The number of companies filing for insolvency in England and Wales has hit its highest level in over 12 years in the latest signal Britain could be headed towards a recession.

Over five thousand companies filed for insolvency between April and June 2022, figures from The Insolvency Service show, an increase of over 80% on the previous year and up 13% on the last quarter. The increase was led by a 74% jump in creditors’ voluntary liquidations, which is often used when companies sell off their remaining assets before shutting down altogether.

The rise is part-attributed to an ending of government support for businesses during the pandemic such as bounce-back loans and restrictions on creditor actions, which were discontinued by the end of March 2022. Businesses received over £80 billion through government loans during the pandemic, Treasury data shows, amid weeks of involuntary closures during government-imposed lockdowns.

Stacey Jones, partner at law firm BDB Pitmans, said: “The increase in insolvencies in Q2 2022 is unsurprising given the difficult trading conditions facing many businesses.  Companies’ bottom lines and margins are under significant pressure from rising costs, supply chain challenges and the end of all Covid-19 government support.

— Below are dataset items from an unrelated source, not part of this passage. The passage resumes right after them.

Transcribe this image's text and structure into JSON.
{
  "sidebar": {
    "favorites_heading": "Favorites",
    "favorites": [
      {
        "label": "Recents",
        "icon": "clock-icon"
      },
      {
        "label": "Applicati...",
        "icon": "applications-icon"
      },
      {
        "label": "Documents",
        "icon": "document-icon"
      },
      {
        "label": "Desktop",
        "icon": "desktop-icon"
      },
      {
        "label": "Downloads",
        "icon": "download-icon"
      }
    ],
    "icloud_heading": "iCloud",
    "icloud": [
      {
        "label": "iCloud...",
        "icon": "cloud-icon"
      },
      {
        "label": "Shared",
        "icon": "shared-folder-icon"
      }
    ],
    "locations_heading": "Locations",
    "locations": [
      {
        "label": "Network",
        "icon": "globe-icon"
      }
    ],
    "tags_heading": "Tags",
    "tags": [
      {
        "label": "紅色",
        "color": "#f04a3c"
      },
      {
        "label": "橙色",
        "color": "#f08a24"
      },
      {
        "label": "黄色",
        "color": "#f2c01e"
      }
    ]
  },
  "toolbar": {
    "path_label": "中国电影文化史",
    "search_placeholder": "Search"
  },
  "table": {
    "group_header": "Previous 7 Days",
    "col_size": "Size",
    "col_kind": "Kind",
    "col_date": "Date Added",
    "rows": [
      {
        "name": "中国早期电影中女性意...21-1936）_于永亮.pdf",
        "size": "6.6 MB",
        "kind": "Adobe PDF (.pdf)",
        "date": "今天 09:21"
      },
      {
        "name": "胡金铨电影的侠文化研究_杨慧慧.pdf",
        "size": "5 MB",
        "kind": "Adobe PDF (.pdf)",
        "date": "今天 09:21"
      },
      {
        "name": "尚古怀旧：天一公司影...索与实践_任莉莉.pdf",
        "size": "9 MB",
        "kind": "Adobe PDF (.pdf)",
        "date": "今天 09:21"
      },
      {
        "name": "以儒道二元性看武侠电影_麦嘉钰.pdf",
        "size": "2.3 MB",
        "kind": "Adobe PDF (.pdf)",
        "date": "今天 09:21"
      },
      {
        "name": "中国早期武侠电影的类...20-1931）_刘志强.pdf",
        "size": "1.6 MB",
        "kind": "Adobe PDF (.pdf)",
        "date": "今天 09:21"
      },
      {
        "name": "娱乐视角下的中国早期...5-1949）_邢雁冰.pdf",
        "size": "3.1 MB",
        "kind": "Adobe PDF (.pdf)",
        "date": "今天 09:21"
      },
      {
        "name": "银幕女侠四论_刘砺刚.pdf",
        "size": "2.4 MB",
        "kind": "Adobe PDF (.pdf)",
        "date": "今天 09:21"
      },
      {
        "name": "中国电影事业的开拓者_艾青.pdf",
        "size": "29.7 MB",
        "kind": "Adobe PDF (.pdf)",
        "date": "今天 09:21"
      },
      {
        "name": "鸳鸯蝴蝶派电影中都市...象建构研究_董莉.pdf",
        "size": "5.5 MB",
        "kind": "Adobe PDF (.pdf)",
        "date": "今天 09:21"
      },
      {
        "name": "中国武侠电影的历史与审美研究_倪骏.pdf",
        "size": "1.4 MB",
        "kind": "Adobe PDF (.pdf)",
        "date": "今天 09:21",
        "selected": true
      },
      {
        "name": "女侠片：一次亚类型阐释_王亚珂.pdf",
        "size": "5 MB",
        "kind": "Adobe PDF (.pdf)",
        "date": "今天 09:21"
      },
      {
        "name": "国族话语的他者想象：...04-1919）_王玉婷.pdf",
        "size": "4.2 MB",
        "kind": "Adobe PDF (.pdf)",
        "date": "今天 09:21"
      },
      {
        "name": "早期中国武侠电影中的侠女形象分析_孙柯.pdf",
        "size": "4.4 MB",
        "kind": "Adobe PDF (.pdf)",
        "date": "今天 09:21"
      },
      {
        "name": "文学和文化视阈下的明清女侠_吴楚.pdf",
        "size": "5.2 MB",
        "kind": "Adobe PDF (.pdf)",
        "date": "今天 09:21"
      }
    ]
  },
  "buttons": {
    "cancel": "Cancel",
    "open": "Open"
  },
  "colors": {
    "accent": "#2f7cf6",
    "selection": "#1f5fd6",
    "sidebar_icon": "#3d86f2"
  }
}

“Looking ahead, we can, unfortunately, expect a further increase of insolvencies, particularly in sectors most affected by variations in cost and supply chain pressures and fluctuations in business confidence.”

It comes after the Bank of England warned the economic outlook for the UK had “deteriorated materially” amid the Russian invasion of Ukraine and global inflationary pressure.

“Higher prices, weaker growth and tighter financing conditions will make it harder for households and businesses to repay or refinance debt,” the Bank noted in its July Financial Stability Report.

“Given this, we expect households and businesses to become more stretched over coming months. They will also be more vulnerable to further shocks.”

The UK is projected to have 0% growth in 2023 according to forecasts from the OECD, making it the slowest growing economy of the G7 countries.